DEG: Rettung in kleinen Schritten

DEG: Rettung in kleinen Schritten

Der DEG fehlen 635 000 Euro, um den Etat der nächsten Saison zu decken. Zwei Zwei-Jahres-Verträge mit neuen Sponsoren.

Düsseldorf. Zehn Jahre spielte Peter John Lee für die Düsseldorfer EG. Sein Trikot hängt an der Decke des Rather Domes, die Nummer 12 dieses Ausnahmespielers wird bei der DEG nicht mehr vergeben. Beim Gastspiel seines ehemaligen Klubs in Berlin mischte sich der jetzige Eisbären-Manager aus alter Verbundenheit im „Alles aus Liebe“-Trikot spontan unter die Fans und ließ sich fotografieren. „Eine DEL ohne die DEG wäre kaum vorstellbar. Düsseldorf ist ein wichtiger Bestandteil im Profi-Eishockey“, sagte der 56-Jährige, der mit der DEG viermal den Titel holte und in 450 Spielen 340 Tore erzielte.

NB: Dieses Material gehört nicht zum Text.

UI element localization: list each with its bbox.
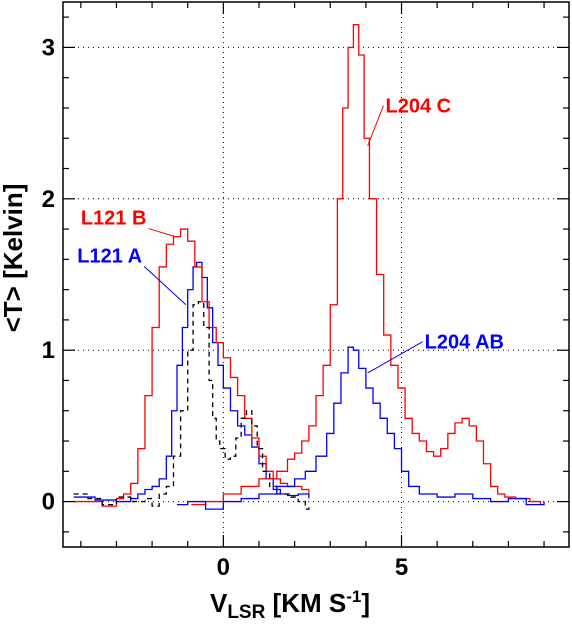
annotation-l204-c: L204 C — [385, 96, 451, 118]
x-axis-title-sub: LSR — [227, 602, 265, 623]
x-axis-title-unit: [KM S — [265, 588, 346, 618]
x-tick-label: 0 — [217, 554, 230, 581]
x-axis-title-main: V — [210, 588, 228, 618]
y-tick-label: 0 — [42, 489, 55, 516]
x-axis-title: VLSR [KM S-1] — [210, 587, 370, 623]
annotation-leader — [143, 266, 187, 306]
annotations: L121 B L121 A L204 C L204 AB — [77, 96, 504, 374]
plot-frame — [62, 1, 570, 548]
y-tick-label: 1 — [42, 337, 55, 364]
y-axis-title: <T> [Kelvin] — [0, 184, 28, 333]
annotation-l204-ab: L204 AB — [425, 332, 504, 354]
series-line-l204-c — [191, 24, 542, 506]
series-line-l121-a — [73, 261, 310, 503]
annotation-l121-b: L121 B — [81, 208, 147, 230]
annotation-l121-a: L121 A — [77, 245, 142, 267]
annotation-leader — [148, 228, 176, 238]
series-line-unlabeled-2 — [73, 301, 310, 510]
series-layer — [73, 24, 545, 510]
series-line-l121-b — [73, 228, 310, 507]
annotation-leader — [367, 105, 384, 147]
grid — [63, 2, 569, 547]
x-tick-label: 5 — [395, 554, 408, 581]
series-line-l204-ab — [177, 346, 545, 510]
y-tick-label: 2 — [42, 186, 55, 213]
x-axis-title-sup: -1 — [346, 587, 361, 606]
y-tick-label: 3 — [42, 34, 55, 61]
annotation-leader — [367, 341, 423, 374]
axis-ticks: 0 5 0 1 2 3 — [42, 2, 569, 581]
x-axis-title-close: ] — [361, 588, 370, 618]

Am Montag präsentierte der Traditionsklub von der Brehmstraße den aktuellen Stand der Rettungsaktion. „Wir benötigen noch 635 000 Euro, um den Etat zu decken“, sagte Arndt Rautenberg vom Wirtschaftsprüfungsunternehmen Rölfs Partner. 265 000 Euro konnten in den vergangenen beiden Wochen akquiriert werden. „Ich bin zuversichtlich, dass wir den Rest auch noch schaffen und die DEG unbeschwert in die nächste Saison gehen kann.“ Ein Silbersponsor im sechsstelligen Bereich (Clinicall) sowie die BKK sind neu hinzugekommen. Beide haben für zwei Jahre unterschrieben. Rautenberg erläuterte die gesamte Rettungsaktion: „Wir haben 500 Unternehmen angesprochen, davon die 300 größten, die in Düsseldorf und Umgebung ansässig sind. Es sind etwa noch 400 Anfragen draußen, die bei den Unternehmen noch durch die Entscheidungs-Gremien müssen. Das nimmt Zeit in Anspruch.“

Bei der Etatplanung nannte DEG-Geschäftsführer Elmar Schmellenkamp Zahlen. Beim Spieleretat kann Manager Walter Köberle über 2,3 Millionen Euro verfügen, wenn der Etat gedeckt ist. „Die Gelder kommen nach und nach herein, darum ist es nicht so einfach.“ Wie bei den „Alles aus Liebe“-Trikots, von denen bisher 3500 verkauft wurden. Bei einem Umsatz von 300 000 Euro beträgt der Gewinn 150 000 Euro. Außerdem seien über 400 Dauerkartenbestellungen für die kommende Saison eingegangen, berichtete Schmellenkamp.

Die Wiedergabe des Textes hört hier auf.